Pre-heat oven to 230 Celsius (450F).
Remove feathers and quills (if any).
Some turkeys will contain a bag with the neck and organs (giblets) inside the
turkey. Remove them and cook outside the turkey.
Rinse turkey inside and out and pat dry.
Mix salt and pepper in a small bowl and sprinkle evenly in turkey cavities
and over the skin.
Put turkey on oven rack in lower third of oven.
Rotate turkey 180 degrees (π radians) half-way through roasting.
Use an instant-read thermometer inserted into the fleshy part of the thigh
close to (but not touching) the bone.
Also test the temperature in the turkey’s breast.
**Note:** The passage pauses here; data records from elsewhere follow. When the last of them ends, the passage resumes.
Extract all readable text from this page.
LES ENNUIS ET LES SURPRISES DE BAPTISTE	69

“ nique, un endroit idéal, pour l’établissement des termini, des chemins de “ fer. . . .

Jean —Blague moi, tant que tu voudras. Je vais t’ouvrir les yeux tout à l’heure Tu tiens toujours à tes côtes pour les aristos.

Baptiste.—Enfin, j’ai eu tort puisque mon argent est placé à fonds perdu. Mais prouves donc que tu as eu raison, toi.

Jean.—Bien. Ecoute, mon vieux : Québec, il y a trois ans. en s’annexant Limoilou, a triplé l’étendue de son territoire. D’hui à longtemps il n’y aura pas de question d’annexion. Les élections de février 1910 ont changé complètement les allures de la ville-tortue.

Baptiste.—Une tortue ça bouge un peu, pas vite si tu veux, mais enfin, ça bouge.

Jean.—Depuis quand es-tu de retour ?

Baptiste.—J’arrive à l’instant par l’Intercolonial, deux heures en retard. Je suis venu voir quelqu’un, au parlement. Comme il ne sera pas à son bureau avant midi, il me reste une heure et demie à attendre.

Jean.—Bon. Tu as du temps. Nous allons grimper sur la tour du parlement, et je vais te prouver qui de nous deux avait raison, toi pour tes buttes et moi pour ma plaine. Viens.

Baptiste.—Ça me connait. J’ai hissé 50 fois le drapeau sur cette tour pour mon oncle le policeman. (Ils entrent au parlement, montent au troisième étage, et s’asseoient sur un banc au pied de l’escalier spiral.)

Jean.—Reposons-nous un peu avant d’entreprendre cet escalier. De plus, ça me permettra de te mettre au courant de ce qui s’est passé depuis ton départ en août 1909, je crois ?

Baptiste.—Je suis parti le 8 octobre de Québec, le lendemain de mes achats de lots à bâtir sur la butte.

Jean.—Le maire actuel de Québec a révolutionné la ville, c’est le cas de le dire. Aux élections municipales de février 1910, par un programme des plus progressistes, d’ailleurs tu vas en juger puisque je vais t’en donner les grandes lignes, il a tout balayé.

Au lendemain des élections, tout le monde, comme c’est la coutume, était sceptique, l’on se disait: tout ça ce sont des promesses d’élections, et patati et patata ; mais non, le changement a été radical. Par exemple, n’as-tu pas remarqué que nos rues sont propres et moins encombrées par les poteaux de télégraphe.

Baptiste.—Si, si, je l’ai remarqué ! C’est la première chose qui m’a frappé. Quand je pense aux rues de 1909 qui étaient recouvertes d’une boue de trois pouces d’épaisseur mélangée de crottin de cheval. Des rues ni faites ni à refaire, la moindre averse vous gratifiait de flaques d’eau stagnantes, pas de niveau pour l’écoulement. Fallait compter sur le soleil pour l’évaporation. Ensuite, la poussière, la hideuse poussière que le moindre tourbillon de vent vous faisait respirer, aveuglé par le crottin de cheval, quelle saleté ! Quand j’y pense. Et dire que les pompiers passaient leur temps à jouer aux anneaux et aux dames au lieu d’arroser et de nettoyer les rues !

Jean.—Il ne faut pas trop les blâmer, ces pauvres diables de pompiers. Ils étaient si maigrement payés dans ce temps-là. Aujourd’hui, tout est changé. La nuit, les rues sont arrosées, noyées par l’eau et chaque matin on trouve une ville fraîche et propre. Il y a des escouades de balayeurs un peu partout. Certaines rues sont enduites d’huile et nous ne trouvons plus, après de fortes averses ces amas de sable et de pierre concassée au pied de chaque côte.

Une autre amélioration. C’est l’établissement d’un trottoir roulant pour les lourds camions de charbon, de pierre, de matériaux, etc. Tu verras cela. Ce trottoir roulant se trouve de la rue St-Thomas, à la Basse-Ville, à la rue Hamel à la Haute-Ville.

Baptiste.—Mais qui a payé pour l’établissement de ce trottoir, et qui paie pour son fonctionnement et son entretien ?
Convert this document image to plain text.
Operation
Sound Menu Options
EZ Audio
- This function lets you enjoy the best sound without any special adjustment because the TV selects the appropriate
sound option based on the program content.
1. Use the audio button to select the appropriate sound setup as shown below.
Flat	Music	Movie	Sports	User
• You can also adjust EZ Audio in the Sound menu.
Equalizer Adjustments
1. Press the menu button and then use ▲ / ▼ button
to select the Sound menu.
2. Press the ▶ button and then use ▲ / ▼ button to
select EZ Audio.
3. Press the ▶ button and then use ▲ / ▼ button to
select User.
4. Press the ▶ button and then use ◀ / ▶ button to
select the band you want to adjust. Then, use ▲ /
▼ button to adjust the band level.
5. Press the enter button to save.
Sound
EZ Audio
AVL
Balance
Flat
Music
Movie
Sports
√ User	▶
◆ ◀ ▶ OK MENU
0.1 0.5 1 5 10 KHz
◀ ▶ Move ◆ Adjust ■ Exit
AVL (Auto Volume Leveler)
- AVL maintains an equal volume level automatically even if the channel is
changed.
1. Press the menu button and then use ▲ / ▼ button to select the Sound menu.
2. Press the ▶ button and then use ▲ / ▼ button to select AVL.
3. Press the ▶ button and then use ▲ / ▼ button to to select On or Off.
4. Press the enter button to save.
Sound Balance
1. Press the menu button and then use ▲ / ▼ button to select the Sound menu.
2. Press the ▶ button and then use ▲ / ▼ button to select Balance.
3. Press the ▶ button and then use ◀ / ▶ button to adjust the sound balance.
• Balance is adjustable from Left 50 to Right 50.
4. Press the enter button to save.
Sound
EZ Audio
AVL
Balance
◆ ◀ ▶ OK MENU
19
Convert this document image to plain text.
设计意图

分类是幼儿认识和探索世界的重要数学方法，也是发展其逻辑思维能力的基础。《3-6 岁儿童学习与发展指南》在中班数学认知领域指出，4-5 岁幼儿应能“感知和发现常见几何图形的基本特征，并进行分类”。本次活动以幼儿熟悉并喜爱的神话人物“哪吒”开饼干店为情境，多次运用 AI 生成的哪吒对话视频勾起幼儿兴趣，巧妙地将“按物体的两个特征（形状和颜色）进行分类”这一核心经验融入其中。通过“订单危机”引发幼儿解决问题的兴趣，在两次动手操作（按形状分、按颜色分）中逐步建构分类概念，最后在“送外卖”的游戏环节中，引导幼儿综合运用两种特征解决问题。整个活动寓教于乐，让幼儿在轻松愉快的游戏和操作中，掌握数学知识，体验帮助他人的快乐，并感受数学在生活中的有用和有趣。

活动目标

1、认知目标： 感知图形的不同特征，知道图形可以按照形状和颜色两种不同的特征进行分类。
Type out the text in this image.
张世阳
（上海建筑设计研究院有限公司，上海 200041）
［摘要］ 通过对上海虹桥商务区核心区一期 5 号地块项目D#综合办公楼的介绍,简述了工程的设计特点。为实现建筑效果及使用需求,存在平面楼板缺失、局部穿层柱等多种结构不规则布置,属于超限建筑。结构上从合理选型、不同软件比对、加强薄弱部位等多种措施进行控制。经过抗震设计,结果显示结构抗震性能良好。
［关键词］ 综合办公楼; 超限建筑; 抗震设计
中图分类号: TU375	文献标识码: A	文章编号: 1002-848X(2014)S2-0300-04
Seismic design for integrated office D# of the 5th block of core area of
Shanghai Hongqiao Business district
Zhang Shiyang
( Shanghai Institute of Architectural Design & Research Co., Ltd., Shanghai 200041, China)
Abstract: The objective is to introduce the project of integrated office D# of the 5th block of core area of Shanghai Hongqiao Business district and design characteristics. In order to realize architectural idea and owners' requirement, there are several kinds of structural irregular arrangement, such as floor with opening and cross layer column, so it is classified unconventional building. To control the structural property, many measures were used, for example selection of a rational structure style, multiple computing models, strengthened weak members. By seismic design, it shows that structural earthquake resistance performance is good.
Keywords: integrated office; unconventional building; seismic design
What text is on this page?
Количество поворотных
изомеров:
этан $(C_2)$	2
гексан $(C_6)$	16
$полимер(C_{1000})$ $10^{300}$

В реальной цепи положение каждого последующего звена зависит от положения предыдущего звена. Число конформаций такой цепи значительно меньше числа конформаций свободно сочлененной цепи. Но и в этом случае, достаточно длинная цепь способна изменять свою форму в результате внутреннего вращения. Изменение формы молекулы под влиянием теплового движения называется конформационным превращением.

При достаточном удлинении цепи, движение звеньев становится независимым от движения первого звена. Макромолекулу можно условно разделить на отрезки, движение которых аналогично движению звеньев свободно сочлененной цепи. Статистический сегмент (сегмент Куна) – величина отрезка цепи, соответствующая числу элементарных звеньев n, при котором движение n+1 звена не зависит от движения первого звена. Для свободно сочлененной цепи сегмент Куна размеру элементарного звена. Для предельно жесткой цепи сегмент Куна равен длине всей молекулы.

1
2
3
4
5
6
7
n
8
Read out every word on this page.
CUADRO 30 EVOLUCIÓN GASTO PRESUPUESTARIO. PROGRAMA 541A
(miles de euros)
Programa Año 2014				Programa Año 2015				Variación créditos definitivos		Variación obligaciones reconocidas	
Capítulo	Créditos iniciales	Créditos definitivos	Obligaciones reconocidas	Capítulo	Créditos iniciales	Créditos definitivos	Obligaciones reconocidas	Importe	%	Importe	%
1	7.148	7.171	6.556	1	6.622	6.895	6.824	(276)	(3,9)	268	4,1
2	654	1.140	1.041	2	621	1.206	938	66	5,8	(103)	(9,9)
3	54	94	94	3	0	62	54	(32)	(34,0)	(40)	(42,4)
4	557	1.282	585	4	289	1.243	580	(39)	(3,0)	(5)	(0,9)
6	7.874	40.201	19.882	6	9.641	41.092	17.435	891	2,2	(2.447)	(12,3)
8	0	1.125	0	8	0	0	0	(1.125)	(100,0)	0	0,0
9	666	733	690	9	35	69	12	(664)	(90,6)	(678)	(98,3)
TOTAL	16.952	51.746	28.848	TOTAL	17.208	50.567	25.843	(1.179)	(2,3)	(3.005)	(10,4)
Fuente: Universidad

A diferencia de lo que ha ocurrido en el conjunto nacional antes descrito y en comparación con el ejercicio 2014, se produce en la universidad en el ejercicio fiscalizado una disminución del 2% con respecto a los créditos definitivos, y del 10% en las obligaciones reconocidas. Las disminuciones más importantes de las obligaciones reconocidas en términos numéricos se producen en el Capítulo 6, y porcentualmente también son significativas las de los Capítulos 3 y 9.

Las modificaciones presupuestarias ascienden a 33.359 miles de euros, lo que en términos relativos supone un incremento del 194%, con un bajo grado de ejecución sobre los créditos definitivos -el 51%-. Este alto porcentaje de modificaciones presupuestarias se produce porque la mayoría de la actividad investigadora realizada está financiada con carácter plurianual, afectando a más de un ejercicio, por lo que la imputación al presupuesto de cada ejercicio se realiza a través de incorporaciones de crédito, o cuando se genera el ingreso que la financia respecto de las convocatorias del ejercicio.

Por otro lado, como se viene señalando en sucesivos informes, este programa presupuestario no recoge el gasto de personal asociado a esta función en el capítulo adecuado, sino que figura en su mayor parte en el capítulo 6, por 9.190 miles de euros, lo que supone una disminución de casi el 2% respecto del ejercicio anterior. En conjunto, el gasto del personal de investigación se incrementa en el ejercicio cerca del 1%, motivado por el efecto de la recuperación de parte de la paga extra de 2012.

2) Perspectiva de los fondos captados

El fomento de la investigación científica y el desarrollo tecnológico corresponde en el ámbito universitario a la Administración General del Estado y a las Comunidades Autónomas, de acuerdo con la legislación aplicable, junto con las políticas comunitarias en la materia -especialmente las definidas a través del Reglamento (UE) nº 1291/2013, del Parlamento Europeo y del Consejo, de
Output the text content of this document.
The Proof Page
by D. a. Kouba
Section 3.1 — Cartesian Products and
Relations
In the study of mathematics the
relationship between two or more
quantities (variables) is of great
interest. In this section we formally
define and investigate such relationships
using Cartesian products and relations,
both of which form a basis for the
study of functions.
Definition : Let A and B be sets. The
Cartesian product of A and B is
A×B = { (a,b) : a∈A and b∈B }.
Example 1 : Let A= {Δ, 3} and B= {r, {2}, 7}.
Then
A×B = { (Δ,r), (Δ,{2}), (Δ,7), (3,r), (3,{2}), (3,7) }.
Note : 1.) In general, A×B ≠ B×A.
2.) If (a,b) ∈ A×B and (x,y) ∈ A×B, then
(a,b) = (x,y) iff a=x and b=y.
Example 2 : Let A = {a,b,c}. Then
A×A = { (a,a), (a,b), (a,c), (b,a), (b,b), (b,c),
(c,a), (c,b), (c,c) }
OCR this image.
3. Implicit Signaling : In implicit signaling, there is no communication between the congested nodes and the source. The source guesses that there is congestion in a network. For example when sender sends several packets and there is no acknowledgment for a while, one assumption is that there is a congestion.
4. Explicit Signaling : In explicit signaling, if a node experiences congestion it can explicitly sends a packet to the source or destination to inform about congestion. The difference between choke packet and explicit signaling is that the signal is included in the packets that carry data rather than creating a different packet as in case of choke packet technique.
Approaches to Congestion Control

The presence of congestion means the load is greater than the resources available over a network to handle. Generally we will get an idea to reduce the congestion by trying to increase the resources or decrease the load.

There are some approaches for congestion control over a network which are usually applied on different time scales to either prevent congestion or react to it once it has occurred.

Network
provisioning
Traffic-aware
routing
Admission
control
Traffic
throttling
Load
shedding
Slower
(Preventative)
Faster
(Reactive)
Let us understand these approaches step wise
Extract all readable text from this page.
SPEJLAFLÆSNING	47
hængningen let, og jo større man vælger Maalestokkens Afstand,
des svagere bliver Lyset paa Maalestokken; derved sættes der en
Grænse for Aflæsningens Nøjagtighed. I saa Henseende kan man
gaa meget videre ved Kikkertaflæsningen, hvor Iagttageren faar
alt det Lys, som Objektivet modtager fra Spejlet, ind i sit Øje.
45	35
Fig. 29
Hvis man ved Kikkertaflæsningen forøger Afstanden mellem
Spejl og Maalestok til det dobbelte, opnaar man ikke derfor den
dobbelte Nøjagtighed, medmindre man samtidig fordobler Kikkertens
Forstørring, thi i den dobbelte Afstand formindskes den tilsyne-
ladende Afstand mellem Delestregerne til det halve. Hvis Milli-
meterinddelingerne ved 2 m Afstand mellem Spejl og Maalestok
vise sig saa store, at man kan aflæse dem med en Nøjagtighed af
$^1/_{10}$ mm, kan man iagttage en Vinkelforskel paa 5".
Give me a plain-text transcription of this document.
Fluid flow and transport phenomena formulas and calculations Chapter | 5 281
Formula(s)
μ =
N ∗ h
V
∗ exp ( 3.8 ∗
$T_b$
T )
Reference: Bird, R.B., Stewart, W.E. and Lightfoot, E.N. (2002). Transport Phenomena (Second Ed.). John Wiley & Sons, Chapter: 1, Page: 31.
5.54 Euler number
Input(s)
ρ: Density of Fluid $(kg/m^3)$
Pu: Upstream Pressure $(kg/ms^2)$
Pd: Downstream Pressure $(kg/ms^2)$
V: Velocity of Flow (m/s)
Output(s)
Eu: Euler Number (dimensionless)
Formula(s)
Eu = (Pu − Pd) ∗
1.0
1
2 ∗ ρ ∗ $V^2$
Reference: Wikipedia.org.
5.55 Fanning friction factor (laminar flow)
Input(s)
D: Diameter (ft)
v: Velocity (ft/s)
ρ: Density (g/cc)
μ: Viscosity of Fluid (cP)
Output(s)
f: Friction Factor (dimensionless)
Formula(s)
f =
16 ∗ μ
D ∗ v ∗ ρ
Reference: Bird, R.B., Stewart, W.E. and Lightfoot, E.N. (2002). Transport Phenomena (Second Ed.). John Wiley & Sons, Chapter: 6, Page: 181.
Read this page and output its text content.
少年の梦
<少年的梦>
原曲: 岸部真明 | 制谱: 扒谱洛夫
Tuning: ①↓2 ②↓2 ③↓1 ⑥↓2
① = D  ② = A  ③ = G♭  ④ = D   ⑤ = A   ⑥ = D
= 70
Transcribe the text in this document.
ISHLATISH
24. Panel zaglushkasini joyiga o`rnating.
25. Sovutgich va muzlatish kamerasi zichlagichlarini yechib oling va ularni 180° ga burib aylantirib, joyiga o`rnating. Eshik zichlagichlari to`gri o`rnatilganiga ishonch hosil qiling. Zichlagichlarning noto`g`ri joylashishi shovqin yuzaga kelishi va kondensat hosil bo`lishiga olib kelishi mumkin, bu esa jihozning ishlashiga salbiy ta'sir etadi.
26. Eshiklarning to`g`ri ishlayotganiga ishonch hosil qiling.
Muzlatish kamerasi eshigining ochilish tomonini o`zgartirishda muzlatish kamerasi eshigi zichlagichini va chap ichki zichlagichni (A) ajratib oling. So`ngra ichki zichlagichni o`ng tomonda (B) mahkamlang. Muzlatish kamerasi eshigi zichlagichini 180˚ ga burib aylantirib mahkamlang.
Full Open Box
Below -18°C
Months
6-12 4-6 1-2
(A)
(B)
Check that the space where the drumstick touches the body is roasted.
Sometimes, because it’s hidden, it doesn’t roast as fast as the rest of the
bird.
Temperature must register 77 Celsius (170F) for turkey to be cooked.
Once out of oven let turkey stand for 30 minutes. Temperature of thigh meat
should rise to 82 Celsius (180F).
They really do come out tender and juicy.
Notes
Don’t stuff the turkey. If you do, then by the time the stuffing is at a safe
temperature to eat, the turkey will be well overcooked.
Don’t cover it with tented aluminum foil.
All ovens are different but an 8 kg (16 pound) turkey should be done in about
75 to 90 minutes. But always check the temperature.
Please make sure to not add bacon, milk, butter, soy, or any other meats
or ingredients other than salt, pepper and vegetables. We try to make sure folks
who can’t eat those items can enjoy the turkey as well.
Please do not carve the turkey. Our group of volunteers will do so on site to
make sure that all the donated turkeys are carved similarly. (So that they all
get reheated at the same rate.) You can either bring it in fresh from the oven,
or you can refrigerate it and bring it in cold. Please do not freeze it after
cooking as we won’t be able to use it.
Make sure you use a meat thermometer to ensure the turkey is cooked in the
centre to a minimum of 77 degrees celsius. (170 degrees fahrenheit.)
Save the turkey drippings, they help make good gravy.